Si aparecieran, no sé, sería como ver una foto. Un asomo de sonrisa, quizás un
algo de nostalgia y más nada, ya tú sabes que a los recuerdos se le van los
sabores y los olores. Si una pesadilla me despertaba, no le daba tiempo a nada,
me vestía y salía corriendo en dirección a la orilla, la oscuridad de la noche
no me dejaba ver la isla de agua, rodeada de agua, acercándose, pero yo sabía
que venía, que estaba más cerca, un golpe de brisa a cada día que pasaba,
entonces se disipaban todas las dudas, te amaba más que ayer, aunque alguno de
los amores que se habían quedado no dejara de morder. Me pasaba desde los
primeros días de haberte conocido, me iba de tu lado y una desazón extraña se
apoderaba de mi cuerpo, lo fui entendiendo según fue pasando el tiempo, quería
volver, no quería despegarme del todo, se iban quedando cosas, quizás
arritrancos, quizás medias sonrisas, yo las dejaba, no me molestaban. Una
enfermedad como otra cualquiera, pero una enfermedad que me gustaba. Yo
alimentaba la fiebre, con mis diarios, con mis paseos por la costa, con mis
regresos, cada vez más frecuentes. Un día no pude más y te lo solté todo, lo
que me dolía de ti y lo que me desagradaba de ti, pero estabas tú, por encima
de todo estabas tú. Me daba rabia, cuando te veía pero te sentía lejos,
enredado en tus cosas. Soy más celosa que tú, no sabes cuánto. Quizás también
ocurra que soy demasiado egoísta. Fui débil o fui valiente, no lo sé, pero te
lo dije. Te solté mis verdades, mis sentimientos, que hasta ese momento ni yo
misma conocía. Me asustó serte franca, abrirme a ti, pero lo hice y es de las
cosas que jamás me arrepentiré. Mientras te iba contando mis sentimientos, yo
misma me iba descubriendo, casi salto de alegría, ¡te amaba! Y te amo, vieji.

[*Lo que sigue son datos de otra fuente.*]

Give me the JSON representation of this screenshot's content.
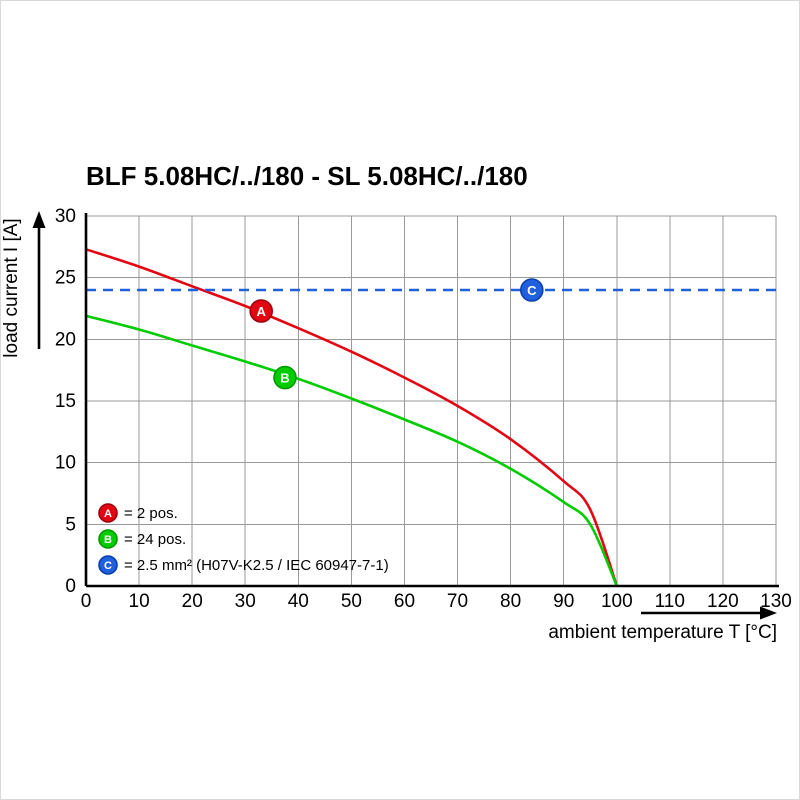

La casa frente al mar la tiré
abajo y la volví a levantar no sé cuántas veces, supongo que era para hacer
tiempo, pero siempre había algo que no me gustaba, algo que añadirle o que
quitarle, el jardín, no, el jardín lo fui mimando desde el primer día, y cada
día plantaba algo nuevo, me sentía orgullosa viéndolo crecer, ¡deseaba tanto
que llegaras y lo vieras!, las rosas, los geranios, los claveles, el naranjo
enano, la buganvilla, las vereditas por donde yo caminaba, leyendo tus cuentos
de hadas, las abejas, las mariposas, los pájaros, la telaraña del rincón azul,
todos te estábamos esperando. Hice cientos de dibujos de la casa que queríamos
para los dos, nada que ver la primera que diseñé con la última, pero todas
tenían un algo que las identificaba, que las hacía parecer la misma. ¡Al fin la
vi, clara, nítida, ante mis ojos! ¡La casa era una isla! Nuestra isla, amor,
dos islas hechas una.
Necesito fumarme otro cigarro
mientras te miro, mientras me quedo detenida, mirando tus manos. Me encantan
tus manos. Las conocí jóvenes, llenas de venas, ahora son como dos árboles con
las ramas secas, cada dedo se me parece un hueso de madera vieja, en cada dedo
infinitas ramas que han recorrido mi cuerpo una y otra vez, sin cansarse,
dejándome su savia, su ternura sabia. En tus manos anidan todos los cuentos de
hadas, vieji, y yo los quiero, los mimo, porque son mis cuentos, los que me
duermen, los que me traen los sueños y alejan las pesadillas. Cuando se me
aparece alguna tristeza, desconocida, busco tus manos.